On March 17, Texas Attorney General Ken Paxton published a letter drafted to Liberty High School in Frisco, Texas, addressing concerns regarding a designated prayer room on their campus.
In 2009, after noticing that Muslim students missed over an hour of school every Friday to go to the nearest mosque to pray, Liberty High School established a space for students to pray without leaving the school's grounds. Years later, Deputy General Attorney Andrew Leonie, along with Paxton, stated in this letter that the prayer room violates the First Amendment if it does not welcome all students from every religion, Fox News reports.
These attorneys lose credibility in the letter, as they stated that so long as all students from every religion are allowed to pray, it does not violate the amendment.
Yet allowing for any space of worship in a federally funded institution violates the constitutional clause insisting on a separation of church and state.
This incident is tantamount to all discussions regarding religion within the classroom. The same way schools are bound to teach biology and evolution and students must take a test on the covered material, regardless of religious beliefs, all students should be required to go through the same process of leaving class prayer at their preferred place of worship -- regardless of their beliefs.

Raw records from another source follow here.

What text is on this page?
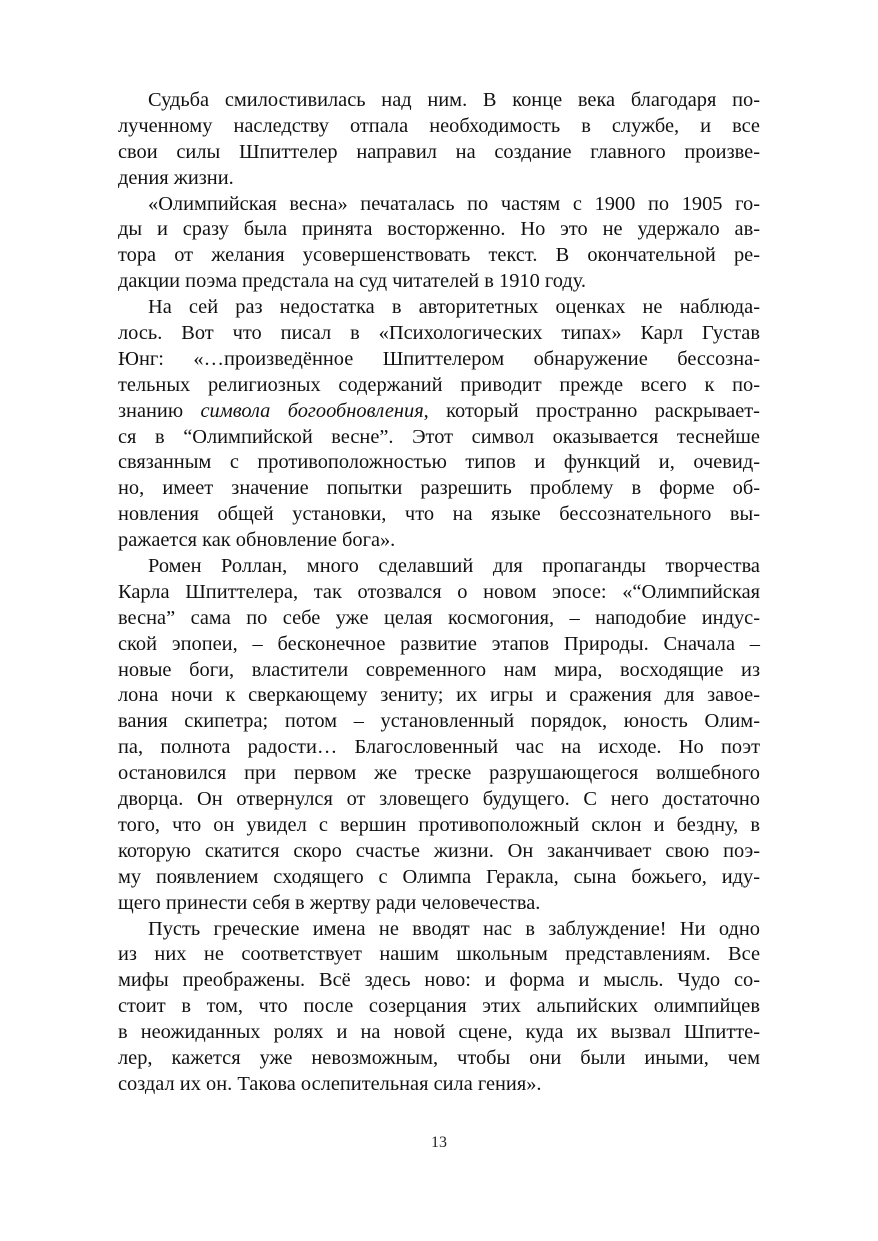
Судьба смилостивилась над ним. В конце века благодаря по-
лученному наследству отпала необходимость в службе, и все
свои силы Шпиттелер направил на создание главного произве-
дения жизни.
«Олимпийская весна» печаталась по частям с 1900 по 1905 го-
ды и сразу была принята восторженно. Но это не удержало ав-
тора от желания усовершенствовать текст. В окончательной ре-
дакции поэма предстала на суд читателей в 1910 году.
На сей раз недостатка в авторитетных оценках не наблюда-
лось. Вот что писал в «Психологических типах» Карл Густав
Юнг: «…произведённое Шпиттелером обнаружение бессозна-
тельных религиозных содержаний приводит прежде всего к по-
знанию символа богообновления, который пространно раскрывает-
ся в “Олимпийской весне”. Этот символ оказывается теснейше
связанным с противоположностью типов и функций и, очевид-
но, имеет значение попытки разрешить проблему в форме об-
новления общей установки, что на языке бессознательного вы-
ражается как обновление бога».
Ромен Роллан, много сделавший для пропаганды творчества
Карла Шпиттелера, так отозвался о новом эпосе: «“Олимпийская
весна” сама по себе уже целая космогония, – наподобие индус-
ской эпопеи, – бесконечное развитие этапов Природы. Сначала –
новые боги, властители современного нам мира, восходящие из
лона ночи к сверкающему зениту; их игры и сражения для завое-
вания скипетра; потом – установленный порядок, юность Олим-
па, полнота радости… Благословенный час на исходе. Но поэт
остановился при первом же треске разрушающегося волшебного
дворца. Он отвернулся от зловещего будущего. С него достаточно
того, что он увидел с вершин противоположный склон и бездну, в
которую скатится скоро счастье жизни. Он заканчивает свою поэ-
му появлением сходящего с Олимпа Геракла, сына божьего, иду-
щего принести себя в жертву ради человечества.
Пусть греческие имена не вводят нас в заблуждение! Ни одно
из них не соответствует нашим школьным представлениям. Все
мифы преображены. Всё здесь ново: и форма и мысль. Чудо со-
стоит в том, что после созерцания этих альпийских олимпийцев
в неожиданных ролях и на новой сцене, куда их вызвал Шпитте-
лер, кажется уже невозможным, чтобы они были иными, чем
создал их он. Такова ослепительная сила гения».
13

The debate regarding the role of religion within the public education system is not a new one, and a thick line must be drawn between the two; as the Constitution insists: Separate church and state.
With federal funding given to our public schools, taxpayers should expect and insist that each student is given fair and equal treatment.
Right now, according to the U.S. Department of Justice, laws are in place to ensure that students will always have permission to miss school for religious purposes. It is through these laws that all students are allowed to miss school for their religious holidays. For example, Jewish students are not given consequences for missing school for Yom Kippur, arguably their most holy religious holiday. Similarly, Christian students benefit from this law on Ash Wednesday. Muslim students in America have every right to expect no consequences for having to miss a part of class on Fridays, their holiest day of the week, to pray in their private institutions.
This is equality. This is a clear and undeniable separation of church and state.
Schools are starting to blur the lines. Even if they accommodate equally, such as allowing all students to pray in the middle of the day at a designated classroom on campus, they are still violating the First Amendment for allowing such a room to exist.
The letter, which was published online without any attempts to reach out to the school previously, states that action was taken following complaints that the high school prayer room excluded non-Muslim students, KXAS reported.
It is in this moment that the attorneys lose sight of the First Amendment, which ensures a clear separation of church and state.
A prayer room does not belong in a federally funded educational institution because religion does not belong in schools.